Now, usually people are amused and delighted to explain weird slang terms, but this guy wasn't. He felt that we were looking down on him. I am sorry that I didn't manage to act perky and jolly him out of it, but I was so tired that I couldn't manage perky.

(The usual terms around here for mixing all flavors of soft drink are "suicide," which is now deprecated and doesn't cross my lips at work; "garbage drink," which is obviously a problem to say to squeamish adults in a retail setting; "rainbow," which I try to avoid for obvious 2020 reasons; and "all-color," which is kinda boring but safe.)

Terry said...

Thank you, "Banshee", for responding to my comment. You are absolutely right that "it's natural and normal for all people to worry about language". I certainly do.

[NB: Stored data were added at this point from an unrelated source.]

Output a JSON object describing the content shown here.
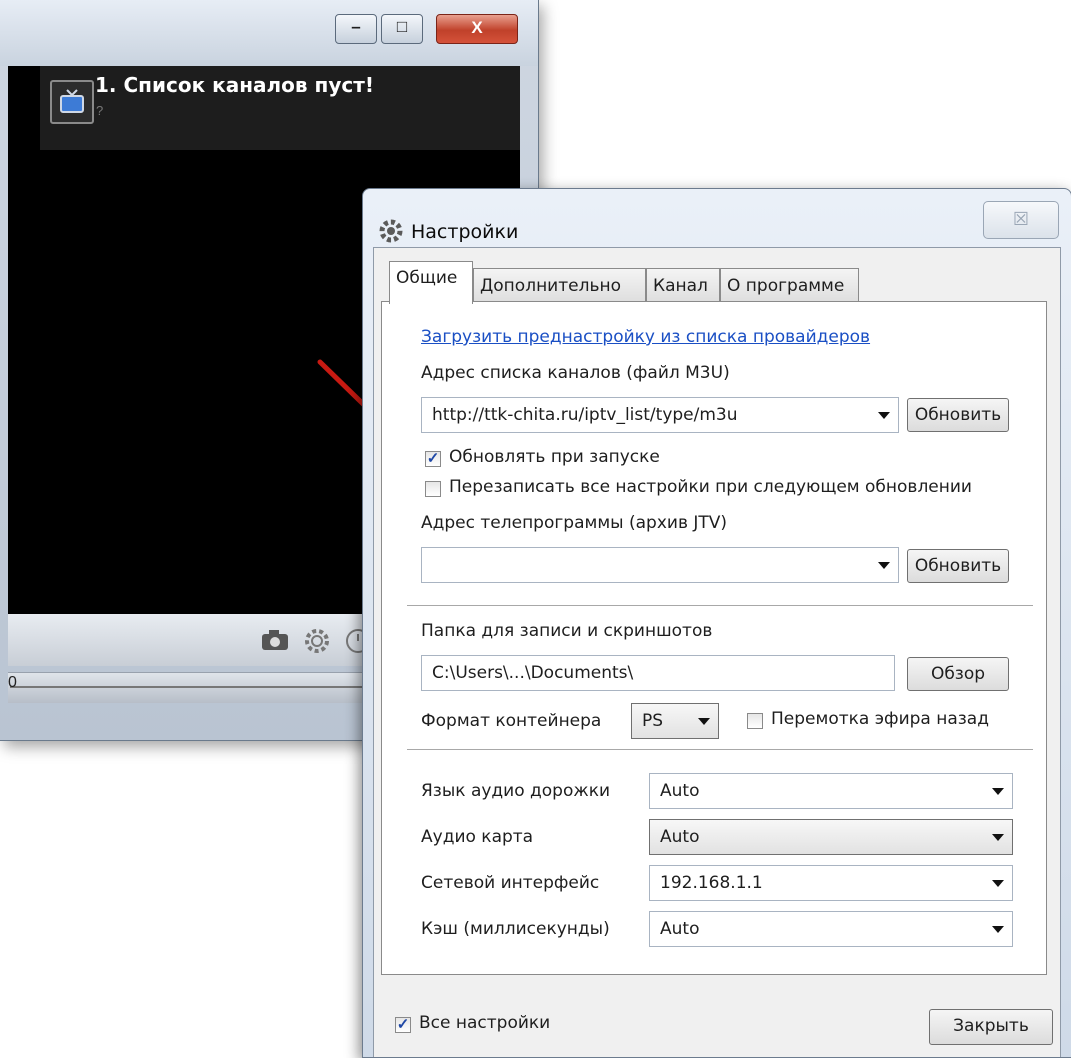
{
  "player": {
    "channel_title": "1. Список каналов пуст!",
    "channel_subtitle": "?",
    "seek_label": "0",
    "minimize_glyph": "–",
    "maximize_glyph": "□",
    "close_glyph": "X"
  },
  "dialog": {
    "title": "Настройки",
    "close_glyph": "☒",
    "tabs": [
      "Общие",
      "Дополнительно",
      "Канал",
      "О программе"
    ],
    "active_tab": "Общие",
    "general": {
      "preset_link": "Загрузить преднастройку из списка провайдеров",
      "channels_label": "Адрес списка каналов (файл M3U)",
      "channels_value": "http://ttk-chita.ru/iptv_list/type/m3u",
      "refresh_button": "Обновить",
      "update_on_start_label": "Обновлять при запуске",
      "update_on_start_checked": true,
      "overwrite_label": "Перезаписать все настройки при следующем обновлении",
      "overwrite_checked": false,
      "epg_label": "Адрес телепрограммы (архив JTV)",
      "epg_value": "",
      "epg_refresh_button": "Обновить",
      "folder_label": "Папка для записи и скриншотов",
      "folder_value": "C:\\Users\\...\\Documents\\",
      "browse_button": "Обзор",
      "container_label": "Формат контейнера",
      "container_value": "PS",
      "timeshift_label": "Перемотка эфира назад",
      "timeshift_checked": false,
      "audio_lang_label": "Язык аудио дорожки",
      "audio_lang_value": "Auto",
      "audio_card_label": "Аудио карта",
      "audio_card_value": "Auto",
      "net_iface_label": "Сетевой интерфейс",
      "net_iface_value": "192.168.1.1",
      "cache_label": "Кэш (миллисекунды)",
      "cache_value": "Auto"
    },
    "all_settings_label": "Все настройки",
    "all_settings_checked": true,
    "close_button": "Закрыть"
  },
  "colors": {
    "annotation_arrow": "#c81a12",
    "link": "#1a4fc4",
    "close_button_red": "#c0412a"
  },
  "icons": [
    "tv-icon",
    "camera-icon",
    "gear-icon",
    "clock-icon",
    "settings-gear-icon",
    "dropdown-arrow-icon"
  ]
}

But the rules of grammar are surely rather like national borders. We need to have them and we will get into all sorts of difficulties if we try to ignore them. But also we need to acknowledge that the boundaries of what is grammatically acceptable and the boundaries of nation states are always provisional, always contested, always subject to change. (For example, the existing borders of the United Kingdom have only been in place for just over 100 years - to be exact, 100 years and five weeks.)

I do not choose to predict which of the following will happen first: Northern Ireland will cease to be regarded as part of the United Kingdom and will instead become part of a united Ireland; "criteria" will cease to be regarded as a plural noun and will instead become a singular noun. (I think I heard someone say "criterias" on the radio last week!)

Change is inevitable, as is that distress that change can often cause to people of my sort of age.